More than just speaking up about these taboo events by providing a personal connection between the characters and the massacres, Kang engages with the role of art in truth-seeking. The images and memories are not the only ones that torment—the character’s work torments them too, gnawing until it is pursued. The need to let the truth out, the need to understand, can haunt one just as much as the truth. And once the truth is out—once the pursuit takes place, once Kyungha starts writing, once the film starts rolling—the wound still bleeds. The processes of filmmaking and writing, encompassing the research that the readers witness in the novel, feel like an unfolding of truth. Truth seems to be at the core of what preoccupies both Kang and her artists. Kyungha describes “Inseon’s face as she slowly pieced together her words, like someone doomed to only ever speak the truth” —like an oracle or a prophet.

“In that moment, as though someone has flicked a switch, my dream roars back, so vivid and tangible I stop breathing for a second. The squishing of my trainers, the sponginess of the ground underfoot, the water seeping up from beneath the snow. The tide rising up to my knees in the time it would take to blink, engulfing the black tree torsos, the burial mounds.”

It is impossible to part with these images, the shared memory, the truths these characters are given. Inseon cannot cease researching and filming, even after Kyungha repeatedly asks her to stop. Art can heal as much as it breaks. These artists dig up pieces of themselves and stitch them together again into their work.

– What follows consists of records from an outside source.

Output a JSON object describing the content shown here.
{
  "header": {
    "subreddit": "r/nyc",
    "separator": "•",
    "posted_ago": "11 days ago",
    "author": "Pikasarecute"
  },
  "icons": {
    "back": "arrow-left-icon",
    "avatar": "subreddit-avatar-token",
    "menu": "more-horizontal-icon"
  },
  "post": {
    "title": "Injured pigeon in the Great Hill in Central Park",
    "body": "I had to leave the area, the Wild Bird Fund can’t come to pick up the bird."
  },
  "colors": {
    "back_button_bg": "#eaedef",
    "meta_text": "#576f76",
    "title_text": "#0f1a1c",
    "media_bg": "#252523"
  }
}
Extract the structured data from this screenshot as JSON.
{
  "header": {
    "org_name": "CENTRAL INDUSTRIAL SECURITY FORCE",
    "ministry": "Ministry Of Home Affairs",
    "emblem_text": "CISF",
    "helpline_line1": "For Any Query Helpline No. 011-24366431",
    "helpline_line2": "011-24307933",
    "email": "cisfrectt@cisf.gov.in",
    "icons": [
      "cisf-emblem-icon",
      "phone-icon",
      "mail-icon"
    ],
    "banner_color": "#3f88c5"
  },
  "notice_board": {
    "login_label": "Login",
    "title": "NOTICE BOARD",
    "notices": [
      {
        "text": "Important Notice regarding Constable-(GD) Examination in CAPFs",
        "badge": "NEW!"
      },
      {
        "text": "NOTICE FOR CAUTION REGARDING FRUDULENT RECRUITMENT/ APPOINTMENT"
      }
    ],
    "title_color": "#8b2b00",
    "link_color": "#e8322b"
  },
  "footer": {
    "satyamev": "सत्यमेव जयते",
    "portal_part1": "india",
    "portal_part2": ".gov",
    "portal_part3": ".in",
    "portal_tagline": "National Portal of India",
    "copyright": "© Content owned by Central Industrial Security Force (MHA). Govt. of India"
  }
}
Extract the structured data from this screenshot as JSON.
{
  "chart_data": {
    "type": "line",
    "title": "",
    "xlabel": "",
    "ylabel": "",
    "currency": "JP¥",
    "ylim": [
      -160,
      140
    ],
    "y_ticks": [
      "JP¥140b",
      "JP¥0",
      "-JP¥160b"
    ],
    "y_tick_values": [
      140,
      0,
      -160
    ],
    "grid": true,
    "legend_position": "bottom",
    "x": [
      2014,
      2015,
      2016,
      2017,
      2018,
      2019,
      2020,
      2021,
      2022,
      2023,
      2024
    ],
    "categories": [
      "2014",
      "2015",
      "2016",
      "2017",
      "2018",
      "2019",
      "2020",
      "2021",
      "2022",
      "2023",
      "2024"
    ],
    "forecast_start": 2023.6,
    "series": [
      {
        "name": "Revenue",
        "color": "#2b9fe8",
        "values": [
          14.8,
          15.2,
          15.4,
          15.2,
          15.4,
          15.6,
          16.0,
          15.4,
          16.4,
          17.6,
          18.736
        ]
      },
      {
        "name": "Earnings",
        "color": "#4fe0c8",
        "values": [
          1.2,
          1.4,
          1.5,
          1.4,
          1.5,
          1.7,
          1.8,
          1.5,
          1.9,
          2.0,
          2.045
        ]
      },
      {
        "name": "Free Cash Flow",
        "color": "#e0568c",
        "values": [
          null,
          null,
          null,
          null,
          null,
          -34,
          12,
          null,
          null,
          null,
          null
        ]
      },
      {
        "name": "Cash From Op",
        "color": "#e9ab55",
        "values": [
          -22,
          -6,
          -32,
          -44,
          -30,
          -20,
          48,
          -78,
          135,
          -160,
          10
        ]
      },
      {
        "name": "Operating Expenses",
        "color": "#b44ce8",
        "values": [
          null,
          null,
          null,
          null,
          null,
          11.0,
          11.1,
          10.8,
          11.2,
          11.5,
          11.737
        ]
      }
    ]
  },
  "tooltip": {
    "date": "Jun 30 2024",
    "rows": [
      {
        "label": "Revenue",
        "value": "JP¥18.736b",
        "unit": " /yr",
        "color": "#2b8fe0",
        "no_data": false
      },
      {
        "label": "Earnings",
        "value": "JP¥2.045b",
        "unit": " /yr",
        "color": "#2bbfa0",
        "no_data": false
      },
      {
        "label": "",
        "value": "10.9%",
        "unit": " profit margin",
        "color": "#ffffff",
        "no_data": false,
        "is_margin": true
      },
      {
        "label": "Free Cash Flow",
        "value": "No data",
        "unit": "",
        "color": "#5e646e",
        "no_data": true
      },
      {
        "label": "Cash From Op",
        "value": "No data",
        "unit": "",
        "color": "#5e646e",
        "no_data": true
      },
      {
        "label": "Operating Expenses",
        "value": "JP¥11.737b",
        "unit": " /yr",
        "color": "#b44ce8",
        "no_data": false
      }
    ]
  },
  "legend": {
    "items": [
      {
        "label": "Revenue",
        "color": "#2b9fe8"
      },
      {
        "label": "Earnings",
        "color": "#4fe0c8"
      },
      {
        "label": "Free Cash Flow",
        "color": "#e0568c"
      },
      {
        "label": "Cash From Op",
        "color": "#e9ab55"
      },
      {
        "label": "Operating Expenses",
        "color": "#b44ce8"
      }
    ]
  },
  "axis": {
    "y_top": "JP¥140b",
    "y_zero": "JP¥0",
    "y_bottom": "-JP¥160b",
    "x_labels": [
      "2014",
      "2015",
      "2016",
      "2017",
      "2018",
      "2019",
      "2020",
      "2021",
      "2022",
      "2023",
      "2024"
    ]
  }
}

Art serves as an attempt to grasp something ungraspable. A shifting thing like truth canonly be approached through a medium that can move with it. Kang’s approach to art confirms this idea—retaking and remaking themes and images until the meaning is unveiled, even between different forms. Remaking and perfecting—not until art can fully resemble life, but until a crux is reached, a feeling has crystallized. Through this lens, the piece of art does not need to be perfect, if anything could even be defined by such a term. In fact, Kang’s flowery prose can at times obscure meaning, rather than enhance it. The piece should be viewed as part of the body of work, like Kang’s installations and collections of novels—together, an inquiry directed to revealing certain truths, in this case, about Korean history.

“Life is exceedingly vulnerable,” Kyungha acknowledges at the beginning of the novel. What will matter when we are gone is the images we leave behind. Kang’s storytelling is truth-seeking as much as history-making. She weaves a string of images through her words, lining them up in the form of a novel. These images will not leave us, they will be remembered.We Do Not Part reminds us why it matters to speak up and try to stick together, even when it snows.